The above act(s) must be performed for the purpose of obtaining any advantage from another person, compelling another person to perform or to abstain from performing any act.

This definition also appears to be broad enough to address unlawful activity commonly used to facilitate financial crimes such as change of banking details fraud, which entails a cybercriminal intercepting emails between innocent parties and altering information, such as banking details, thereby facilitating the erroneous and fraudulent transfer of funds into an alternate bank account.

Cybercrime reporting obligations

Of note is that both electronic communications service providers (ECSPs) and financial institutions (FIs) are required to fulfil reporting obligations and assist law enforcement authorities to investigate cybercrimes.

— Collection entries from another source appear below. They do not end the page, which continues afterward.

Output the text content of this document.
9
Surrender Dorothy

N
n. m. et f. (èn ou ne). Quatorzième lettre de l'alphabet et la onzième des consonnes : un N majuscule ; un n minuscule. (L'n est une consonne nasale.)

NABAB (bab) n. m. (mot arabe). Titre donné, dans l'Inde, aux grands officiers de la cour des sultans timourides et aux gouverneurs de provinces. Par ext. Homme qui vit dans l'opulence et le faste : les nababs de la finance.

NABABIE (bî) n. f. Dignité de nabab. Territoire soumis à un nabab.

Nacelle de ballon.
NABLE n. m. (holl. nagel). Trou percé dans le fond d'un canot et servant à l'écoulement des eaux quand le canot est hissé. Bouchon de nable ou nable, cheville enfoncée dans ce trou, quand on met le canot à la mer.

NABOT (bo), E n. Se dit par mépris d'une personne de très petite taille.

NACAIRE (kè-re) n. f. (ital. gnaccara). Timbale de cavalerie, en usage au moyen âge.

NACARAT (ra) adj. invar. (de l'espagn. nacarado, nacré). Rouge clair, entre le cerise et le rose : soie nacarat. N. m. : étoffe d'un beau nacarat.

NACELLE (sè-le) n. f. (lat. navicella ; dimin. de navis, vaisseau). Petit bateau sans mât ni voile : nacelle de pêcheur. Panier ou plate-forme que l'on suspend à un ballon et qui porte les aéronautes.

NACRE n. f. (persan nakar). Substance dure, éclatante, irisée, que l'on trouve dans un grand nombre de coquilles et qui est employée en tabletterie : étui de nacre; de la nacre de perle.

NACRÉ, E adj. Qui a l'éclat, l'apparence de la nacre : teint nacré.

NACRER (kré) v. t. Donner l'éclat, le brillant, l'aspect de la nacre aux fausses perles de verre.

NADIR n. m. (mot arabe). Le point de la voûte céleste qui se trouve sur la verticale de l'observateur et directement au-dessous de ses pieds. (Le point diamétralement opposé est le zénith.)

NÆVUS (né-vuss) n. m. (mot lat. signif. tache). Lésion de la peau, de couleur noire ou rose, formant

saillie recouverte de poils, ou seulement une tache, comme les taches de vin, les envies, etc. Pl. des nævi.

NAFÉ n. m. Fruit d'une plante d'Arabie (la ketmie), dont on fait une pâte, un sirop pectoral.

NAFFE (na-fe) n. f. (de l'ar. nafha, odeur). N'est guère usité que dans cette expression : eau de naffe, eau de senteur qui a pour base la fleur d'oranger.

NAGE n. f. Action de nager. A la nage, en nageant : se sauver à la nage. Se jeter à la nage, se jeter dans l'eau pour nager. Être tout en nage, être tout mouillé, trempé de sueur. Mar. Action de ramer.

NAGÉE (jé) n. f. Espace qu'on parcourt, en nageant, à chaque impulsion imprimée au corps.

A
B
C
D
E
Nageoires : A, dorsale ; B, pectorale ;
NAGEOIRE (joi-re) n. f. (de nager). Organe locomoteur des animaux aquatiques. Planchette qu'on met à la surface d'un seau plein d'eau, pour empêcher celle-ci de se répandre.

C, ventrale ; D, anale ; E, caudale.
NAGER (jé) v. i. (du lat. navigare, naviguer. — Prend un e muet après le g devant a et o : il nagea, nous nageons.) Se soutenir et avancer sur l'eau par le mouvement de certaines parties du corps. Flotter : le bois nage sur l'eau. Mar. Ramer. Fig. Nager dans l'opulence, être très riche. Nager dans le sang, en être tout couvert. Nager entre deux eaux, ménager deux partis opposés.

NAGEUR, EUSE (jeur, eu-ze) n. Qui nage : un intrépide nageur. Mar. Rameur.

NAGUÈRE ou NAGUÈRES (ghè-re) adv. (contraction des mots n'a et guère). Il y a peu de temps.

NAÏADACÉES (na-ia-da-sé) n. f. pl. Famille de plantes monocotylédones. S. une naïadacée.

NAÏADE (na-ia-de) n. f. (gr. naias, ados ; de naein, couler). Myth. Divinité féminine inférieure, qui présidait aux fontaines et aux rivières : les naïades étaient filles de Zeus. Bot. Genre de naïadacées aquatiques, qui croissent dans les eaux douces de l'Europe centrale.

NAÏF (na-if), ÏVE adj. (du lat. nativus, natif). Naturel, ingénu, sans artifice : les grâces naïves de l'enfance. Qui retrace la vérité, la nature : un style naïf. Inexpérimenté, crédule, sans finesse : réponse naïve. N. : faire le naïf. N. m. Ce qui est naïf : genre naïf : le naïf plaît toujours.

Both ECSPs and FIs in control of data, computer programs, computer data storage mediums or computer systems that are subject to a search by law enforcement authorities must, if required, provide technical or other reasonably necessary assistance to a police official or investigator in order to search for, access or seize an article. Failure to do so is an offence, and exposes ECSPs and FIs, upon conviction, to a fine or imprisonment for a period not exceeding two years, or to both a fine and such imprisonment.

Section 54 of the Cybercrimes Act obliges ECSPs and FIs that are aware or become aware that their service or electronic communications network is involved in the commission of a cybercrime (in respect of a category or class of prescribed reportable cybercrimes) to, without undue delay and, where feasible, not later than 72 hours after having become aware of the offence, report it in the prescribed form and manner to the South African Police Service (SAPS) and preserve any information which may be of assistance to the SAPS in investigating the offence. The form and manner of reporting is yet to be published in the Government Gazette. Failure to comply with the reporting obligation is an offence and ECSPs or FIs will, upon conviction, be liable to a fine not exceeding R50,000.

This reporting obligation does not, however, impose any obligation on ECSPs or FIs to actively monitor the data that they process for any unlawful activity. Therefore, all ECSPs and FIs are advised to ensure that they build appropriate procedures into their cybersecurity and incident management protocols to ensure that they are able to achieve compliance with this reporting obligation on an ongoing basis.

The significant increase in both the number and seriousness of cybercrime-related incidents in South Africa in recent times, including attacks on banks and municipalities and on the ports authority, amplifies the importance of the Cybercrimes Act in South Africa.